Our stationary auto shuddered in the middle of an angry traffic jam leading to the Paharganj side of New Delhi station and the driver signalled for us to get out. He refused to navigate his vehicle through the mash of metal and bodies thronging at the entrance. Plucking an extra
`
50 from my hand, he swung round and wove off, leaving us standing in the middle of the road to die. A Maruti 800 was approaching from the right, an auto from the left and a cycle rickshaw pedalled in diagonally. The rule was simple: attack, or be attacked. I marched forward and somehow, all three swerved to avoid me. Back in Wembley, Shankar had issued precise instructions on how to get to New Delhi station’s tourist bureau: don’t look left or right, ignore the touts and agents scouring Paharganj’s Backpacker Ghetto, and go straight to the IndRail desk. On cue, a skinny man, like a stick insect in flares, appeared at my side.

‘Tickets ma’am? I can give confirmed tickets.’

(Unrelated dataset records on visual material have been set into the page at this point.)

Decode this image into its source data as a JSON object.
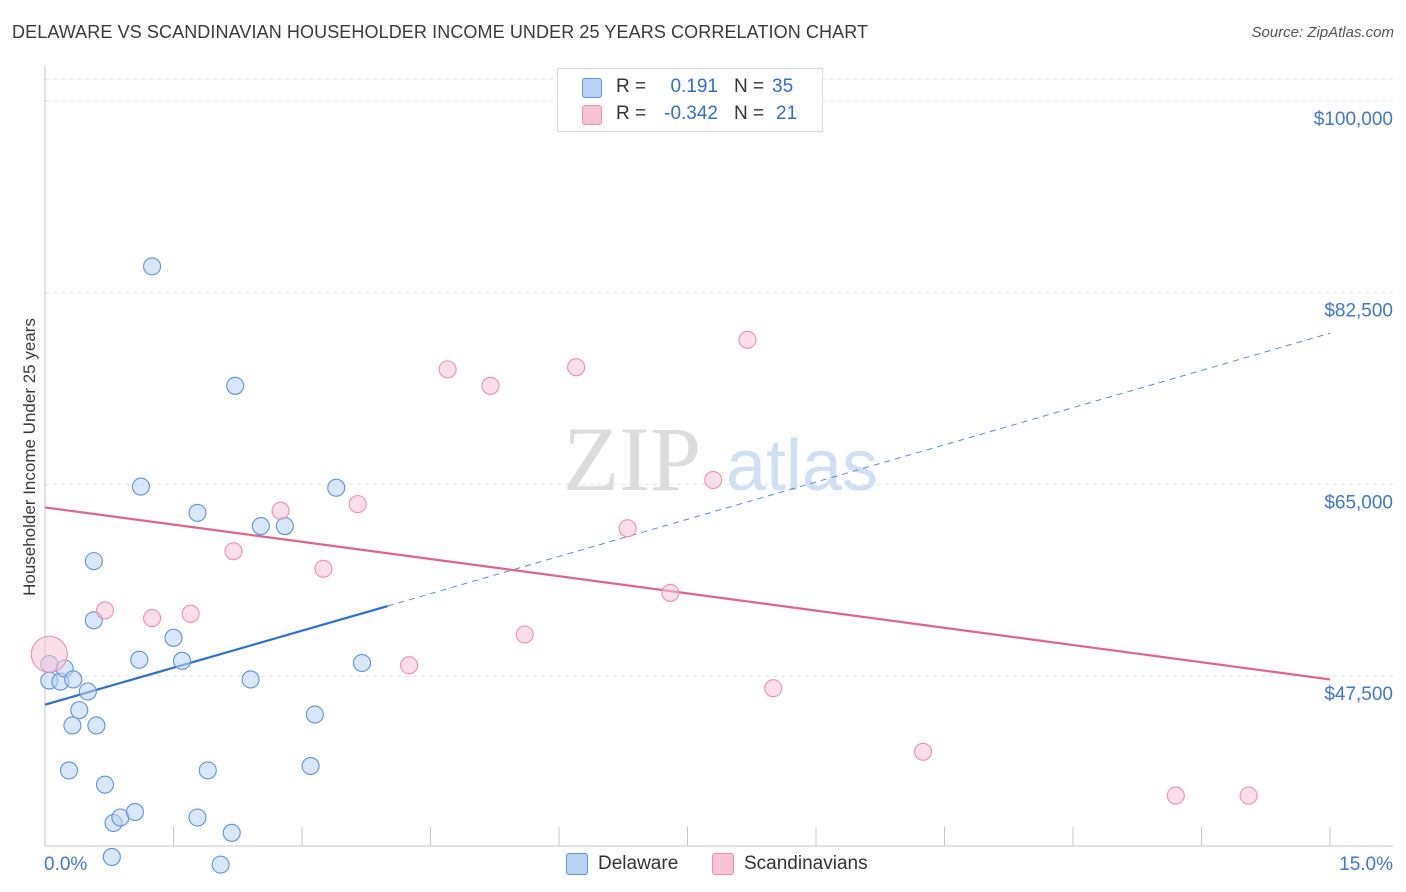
{
  "title": "DELAWARE VS SCANDINAVIAN HOUSEHOLDER INCOME UNDER 25 YEARS CORRELATION CHART",
  "source": "Source: ZipAtlas.com",
  "watermark": {
    "zip": "ZIP",
    "atlas": "atlas"
  },
  "stats": {
    "rows": [
      {
        "r_label": "R =",
        "r_value": "0.191",
        "n_label": "N =",
        "n_value": "35",
        "color": "#a9c9f2"
      },
      {
        "r_label": "R =",
        "r_value": "-0.342",
        "n_label": "N =",
        "n_value": "21",
        "color": "#f7b9cc"
      }
    ]
  },
  "legend": {
    "delaware": "Delaware",
    "scandinavians": "Scandinavians"
  },
  "chart_data": {
    "type": "scatter",
    "title": "DELAWARE VS SCANDINAVIAN HOUSEHOLDER INCOME UNDER 25 YEARS CORRELATION CHART",
    "xlabel": "",
    "ylabel": "Householder Income Under 25 years",
    "xlim": [
      0,
      15
    ],
    "ylim": [
      32000,
      102000
    ],
    "x_tick_labels": [
      "0.0%",
      "15.0%"
    ],
    "y_ticks": [
      {
        "value": 100000,
        "label": "$100,000"
      },
      {
        "value": 82500,
        "label": "$82,500"
      },
      {
        "value": 65000,
        "label": "$65,000"
      },
      {
        "value": 47500,
        "label": "$47,500"
      }
    ],
    "grid": true,
    "series": [
      {
        "name": "Delaware",
        "color": "#5b93dd",
        "fill": "#b8d3f5",
        "points": [
          [
            0.05,
            48.6
          ],
          [
            0.05,
            47.1
          ],
          [
            0.18,
            47.0
          ],
          [
            0.23,
            48.2
          ],
          [
            0.33,
            47.2
          ],
          [
            0.5,
            46.1
          ],
          [
            0.28,
            38.9
          ],
          [
            0.32,
            43.0
          ],
          [
            0.4,
            44.4
          ],
          [
            0.6,
            43.0
          ],
          [
            0.57,
            58.0
          ],
          [
            0.57,
            52.6
          ],
          [
            0.7,
            37.6
          ],
          [
            0.8,
            34.1
          ],
          [
            0.88,
            34.6
          ],
          [
            1.05,
            35.1
          ],
          [
            0.78,
            31.0
          ],
          [
            1.1,
            49.0
          ],
          [
            1.12,
            64.8
          ],
          [
            1.25,
            84.9
          ],
          [
            1.5,
            51.0
          ],
          [
            1.6,
            48.9
          ],
          [
            1.78,
            34.6
          ],
          [
            1.78,
            62.4
          ],
          [
            1.9,
            38.9
          ],
          [
            2.05,
            30.3
          ],
          [
            2.18,
            33.2
          ],
          [
            2.22,
            74.0
          ],
          [
            2.4,
            47.2
          ],
          [
            2.52,
            61.2
          ],
          [
            2.8,
            61.2
          ],
          [
            3.1,
            39.3
          ],
          [
            3.15,
            44.0
          ],
          [
            3.4,
            64.7
          ],
          [
            3.7,
            48.7
          ]
        ]
      },
      {
        "name": "Scandinavians",
        "color": "#ef8fac",
        "fill": "#f8c3d3",
        "points": [
          [
            0.05,
            49.5
          ],
          [
            0.7,
            53.5
          ],
          [
            1.25,
            52.8
          ],
          [
            1.7,
            53.2
          ],
          [
            2.2,
            58.9
          ],
          [
            2.75,
            62.6
          ],
          [
            3.25,
            57.3
          ],
          [
            3.65,
            63.2
          ],
          [
            4.25,
            48.5
          ],
          [
            4.7,
            75.5
          ],
          [
            5.2,
            74.0
          ],
          [
            5.6,
            51.3
          ],
          [
            6.2,
            75.7
          ],
          [
            6.8,
            61.0
          ],
          [
            7.3,
            55.1
          ],
          [
            7.8,
            65.4
          ],
          [
            8.2,
            78.2
          ],
          [
            8.5,
            46.4
          ],
          [
            10.25,
            40.6
          ],
          [
            13.2,
            36.6
          ],
          [
            14.05,
            36.6
          ]
        ]
      }
    ],
    "trendlines": [
      {
        "series": "Delaware",
        "from": [
          0,
          44.9
        ],
        "to": [
          4.0,
          53.9
        ],
        "dashed_to": [
          15.0,
          78.8
        ]
      },
      {
        "series": "Scandinavians",
        "from": [
          0,
          62.9
        ],
        "to": [
          15.0,
          47.2
        ]
      }
    ],
    "value_scale": "points are [x percent, y thousands of dollars]"
  }
}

He had the shifty body language of a sixth-former trying to flog poppers at a bus stop. I ignored him and contemplated the least fatal route across the road. Further along, Passepartout was shouting and trying to fend off a group of touts.

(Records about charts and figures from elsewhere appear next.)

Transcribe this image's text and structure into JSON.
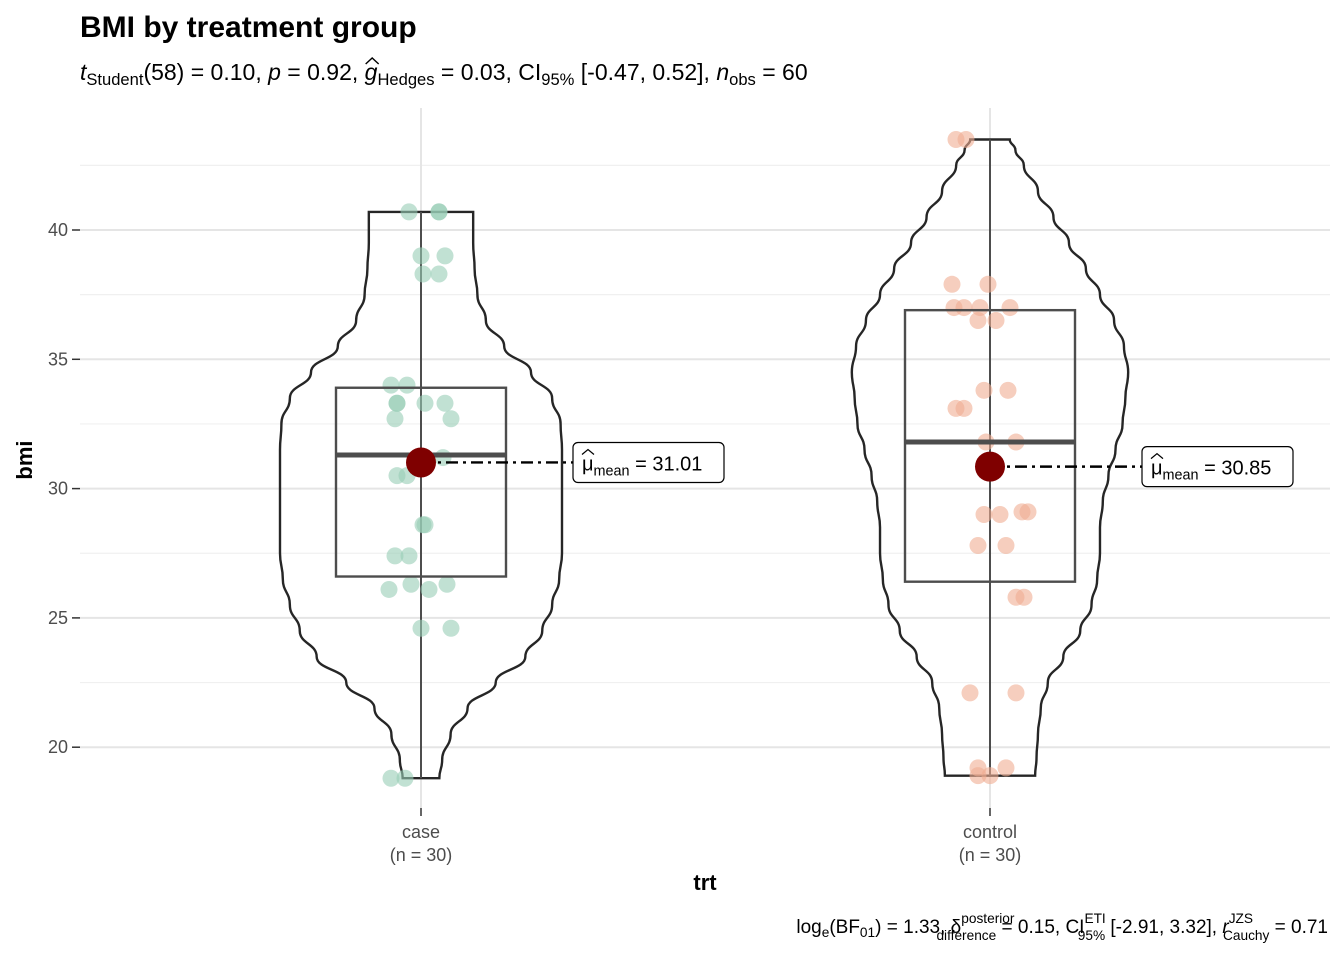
{
  "chart_data": {
    "type": "violin-box-scatter",
    "title": "BMI by treatment group",
    "subtitle": {
      "t_label": "t",
      "t_sub": "Student",
      "t_df": "(58) = 0.10, ",
      "p_label": "p",
      "p_val": " = 0.92, ",
      "g_label": "g",
      "g_sub": "Hedges",
      "g_val": " = 0.03, ",
      "ci_label": "CI",
      "ci_sub": "95%",
      "ci_val": " [-0.47, 0.52], ",
      "n_label": "n",
      "n_sub": "obs",
      "n_val": " = 60"
    },
    "caption": {
      "log_label": "log",
      "log_sub": "e",
      "bf_open": "(BF",
      "bf_sub": "01",
      "bf_val": ") = 1.33, ",
      "delta_label": "δ",
      "delta_sup": "posterior",
      "delta_sub": "difference",
      "delta_val": " = 0.15, ",
      "ci_label": "CI",
      "ci_sup": "ETI",
      "ci_sub": "95%",
      "ci_val": " [-2.91, 3.32], ",
      "r_label": "r",
      "r_sup": "JZS",
      "r_sub": "Cauchy",
      "r_val": " = 0.71"
    },
    "xlabel": "trt",
    "ylabel": "bmi",
    "ylim": [
      17.8,
      45.0
    ],
    "yticks": [
      20,
      25,
      30,
      35,
      40
    ],
    "categories": [
      "case",
      "control"
    ],
    "category_n": [
      "(n = 30)",
      "(n = 30)"
    ],
    "grid": true,
    "groups": [
      {
        "name": "case",
        "color": "#98cdb6",
        "mean": 31.01,
        "mean_label_mu": "μ",
        "mean_label_sub": "mean",
        "mean_label_val": " = 31.01",
        "box": {
          "q1": 26.6,
          "median": 31.3,
          "q3": 33.9,
          "whisker_low": 18.8,
          "whisker_high": 40.7
        },
        "violin": {
          "y": [
            18.8,
            19.5,
            20.5,
            21.5,
            22.5,
            23.5,
            24.5,
            25.5,
            26.5,
            27.5,
            28.5,
            29.5,
            30.5,
            31.5,
            32.5,
            33.5,
            34.5,
            35.5,
            36.5,
            37.5,
            38.5,
            39.5,
            40.2,
            40.7
          ],
          "width": [
            0.13,
            0.15,
            0.21,
            0.33,
            0.53,
            0.74,
            0.86,
            0.93,
            0.98,
            1.0,
            1.0,
            1.0,
            1.0,
            1.0,
            0.99,
            0.93,
            0.78,
            0.59,
            0.46,
            0.4,
            0.38,
            0.37,
            0.37,
            0.37
          ]
        },
        "points": [
          [
            18.8,
            -0.15
          ],
          [
            18.8,
            -0.08
          ],
          [
            24.6,
            0.0
          ],
          [
            24.6,
            0.15
          ],
          [
            26.1,
            -0.16
          ],
          [
            26.3,
            -0.05
          ],
          [
            26.1,
            0.04
          ],
          [
            26.3,
            0.13
          ],
          [
            27.4,
            -0.13
          ],
          [
            27.4,
            -0.06
          ],
          [
            28.6,
            0.01
          ],
          [
            28.6,
            0.02
          ],
          [
            30.5,
            -0.12
          ],
          [
            30.5,
            -0.07
          ],
          [
            31.2,
            0.11
          ],
          [
            32.7,
            -0.13
          ],
          [
            32.7,
            0.15
          ],
          [
            33.3,
            -0.12
          ],
          [
            33.3,
            -0.12
          ],
          [
            33.3,
            0.02
          ],
          [
            33.3,
            0.12
          ],
          [
            34.0,
            -0.15
          ],
          [
            34.0,
            -0.07
          ],
          [
            38.3,
            0.01
          ],
          [
            38.3,
            0.09
          ],
          [
            39.0,
            0.0
          ],
          [
            39.0,
            0.12
          ],
          [
            40.7,
            -0.06
          ],
          [
            40.7,
            0.09
          ],
          [
            40.7,
            0.09
          ]
        ]
      },
      {
        "name": "control",
        "color": "#f0ad92",
        "mean": 30.85,
        "mean_label_mu": "μ",
        "mean_label_sub": "mean",
        "mean_label_val": " = 30.85",
        "box": {
          "q1": 26.4,
          "median": 31.8,
          "q3": 36.9,
          "whisker_low": 18.9,
          "whisker_high": 43.5
        },
        "violin": {
          "y": [
            18.9,
            19.6,
            20.5,
            21.5,
            22.5,
            23.5,
            24.5,
            25.5,
            26.5,
            27.5,
            28.5,
            29.5,
            30.5,
            31.5,
            32.5,
            33.5,
            34.5,
            35.5,
            36.5,
            37.5,
            38.5,
            39.5,
            40.5,
            41.5,
            42.5,
            43.1,
            43.5
          ],
          "width": [
            0.32,
            0.33,
            0.34,
            0.36,
            0.41,
            0.52,
            0.64,
            0.72,
            0.76,
            0.78,
            0.78,
            0.8,
            0.84,
            0.89,
            0.94,
            0.96,
            0.98,
            0.95,
            0.88,
            0.78,
            0.68,
            0.56,
            0.45,
            0.34,
            0.24,
            0.18,
            0.14
          ]
        },
        "points": [
          [
            18.9,
            -0.06
          ],
          [
            19.2,
            -0.06
          ],
          [
            18.9,
            0.0
          ],
          [
            19.2,
            0.08
          ],
          [
            22.1,
            -0.1
          ],
          [
            22.1,
            0.13
          ],
          [
            25.8,
            0.13
          ],
          [
            25.8,
            0.17
          ],
          [
            27.8,
            -0.06
          ],
          [
            27.8,
            0.08
          ],
          [
            29.0,
            -0.03
          ],
          [
            29.0,
            0.05
          ],
          [
            29.1,
            0.16
          ],
          [
            29.1,
            0.19
          ],
          [
            31.8,
            -0.02
          ],
          [
            31.8,
            0.13
          ],
          [
            33.1,
            -0.17
          ],
          [
            33.1,
            -0.13
          ],
          [
            33.8,
            -0.03
          ],
          [
            33.8,
            0.09
          ],
          [
            36.5,
            -0.06
          ],
          [
            36.5,
            0.03
          ],
          [
            37.0,
            -0.18
          ],
          [
            37.0,
            -0.13
          ],
          [
            37.0,
            -0.05
          ],
          [
            37.0,
            0.1
          ],
          [
            37.9,
            -0.19
          ],
          [
            37.9,
            -0.01
          ],
          [
            43.5,
            -0.17
          ],
          [
            43.5,
            -0.12
          ]
        ]
      }
    ],
    "colors": {
      "mean_point": "#7f0000",
      "outline": "#262626",
      "box": "#4d4d4d",
      "grid_major": "#e5e5e5",
      "grid_minor": "#f0f0f0"
    }
  }
}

‘Ma’am, where are you going? … I can get you tickets … how many tickets? Official
government
tickets.’

This last claim confirmed that they were anything but legitimate tickets. Across the road, more touts had spotted us and were winding their way around autos and tripping over bike wheels. A beggar with a withered forearm wandered over and began to flick the useless limb back and forth with his good arm, tapping intermittently at my own healthy arm. To make it to the bureau unscathed, our field position was crucial. Passepartout went into a scrum, holding back the mob. Free to run, I broke out, dodging wheels, bonnets and elbows, and made it to the other side as the touts relented. They had spotted a trio of rucksacks bobbing by and moved on to new prey.

The high-ceilinged hall of New Delhi station was crammed with endless queues, meshed windows and neon signs, few of which made sense. A man wearing earmuffs gripped his nostrils between his thumb and forefinger and blew hard, throwing the contents on the floor, then pointed us towards a staircase. It led up to a landing that looked like the scene of a mass murder. Paan splashed the floors and mounted the walls, one well-aimed spurt obscuring the final ‘t’ on the
Do Not Spit
sign. Another sign pointed to
Refreshment Room
and a pair of blondes appeared from that direction and came down the staircase holding tickets. Both girls wore glittering bindis and Pushkar Passports—threads around their wrists. Touts and fake priests often pounce on tourists new to the holy town, offering flowers and blessings in exchange for a few thousand rupees. In return, a sacred thread is tied around the wrist, representing a vaccination against further hassle. Pious passport-wearers preserved the thread for months after they had arrived home to Fulham, and wore it until it smelt, rotted and fell off in the shower. This was definitely the right way to the tourist bureau.